The first of several meetings will be Dec. 16 in Stockton, Dec. 19 in Merced and Dec. 20 in Modesto (at Modesto Centre Plaza, 9 a.m.). We need a huge turnout at each, and not just from farmers. It will be your opportunity to protest this water grab and protect your job and lifestyle. It is extremely important.
The second problem is the lack of understanding of drip irrigation. It is true that drip uses less water compared to flood irrigation, and it’s easier to push a switch than to maintain equipment for flood irrigation. But there are major negatives that should be understood.
Drip irrigation lowers the water table, our primary source of water during droughts. Drip also allows salts to build up in soils around the root zones. Without occasional leaching by flood irrigation, those salts can poison the soil, making it impossible for plants to grow.
Groundwater contains many more dissolved salts than snowmelt that collects in our reservoirs. If farmers are forced to pump more groundwater to irrigate their crops – as the state admits it expects – the problem will get worse. When plants grow, they transpire a lot of water, but the roots exclude almost all of the dissolved salts, so the salts left behind increase the salinity of the water remaining in the soil. In our climate, rainfall alone won’t flush the salts out of the soil.

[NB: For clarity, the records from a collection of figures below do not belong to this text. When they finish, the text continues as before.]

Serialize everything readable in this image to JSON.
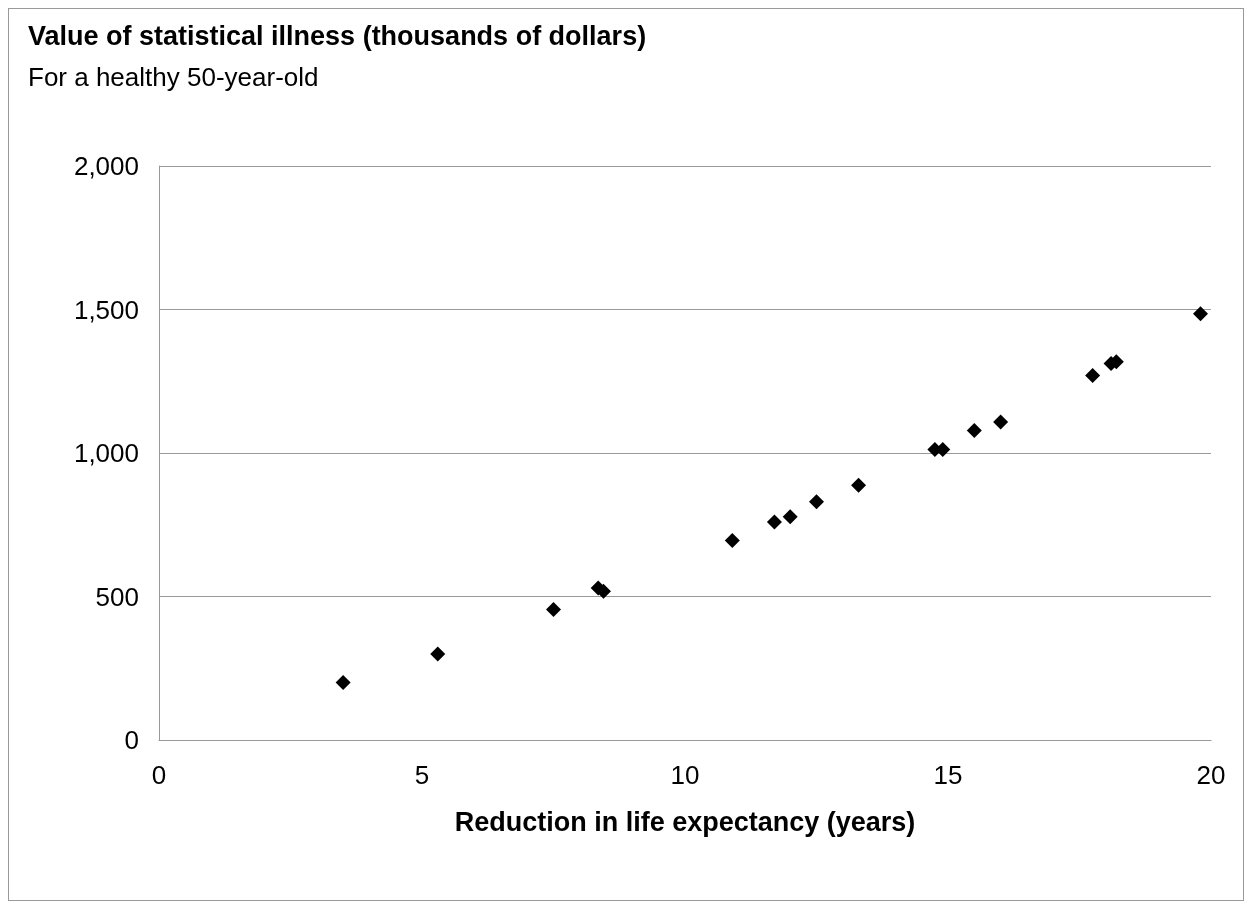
{
  "chart_data": {
    "type": "scatter",
    "title": "Value of statistical illness (thousands of dollars)",
    "subtitle": "For a healthy 50-year-old",
    "xlabel": "Reduction in life expectancy (years)",
    "x": [
      3.5,
      5.3,
      7.5,
      8.35,
      8.45,
      10.9,
      11.7,
      12.0,
      12.5,
      13.3,
      14.75,
      14.9,
      15.5,
      16.0,
      17.75,
      18.1,
      18.2,
      19.8
    ],
    "values": [
      200,
      300,
      455,
      530,
      518,
      695,
      760,
      778,
      830,
      888,
      1012,
      1012,
      1078,
      1108,
      1270,
      1312,
      1318,
      1485
    ],
    "color": "#000000",
    "marker": "diamond",
    "xlim": [
      0,
      20
    ],
    "xticks": [
      0,
      5,
      10,
      15,
      20
    ],
    "ylim": [
      0,
      2000
    ],
    "yticks": [
      {
        "value": 0,
        "label": "0"
      },
      {
        "value": 500,
        "label": "500"
      },
      {
        "value": 1000,
        "label": "1,000"
      },
      {
        "value": 1500,
        "label": "1,500"
      },
      {
        "value": 2000,
        "label": "2,000"
      }
    ],
    "grid": "y"
  }
}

This can continue only for a limited time before it becomes toxic. Without snowmelt, which is almost salt-free, our soil could be ruined.
Another major benefit of flood irrigation is that it raises the water table, which every Valley city relies on to provide water for their residents. In most cities, groundwater is all they have; in Modesto and Manteca it makes up most of the water used by city residents. The county farm bureaus will welcome any ideas to help forestall this extremely damaging attack, not only on farmers but on all the people who depend on farm production.
That means all of us living here.
Vance Kennedy is a Modesto farmer and retired U.S. Geological Survey scientist who specialized in groundwater research. He wrote this for The Modesto Bee.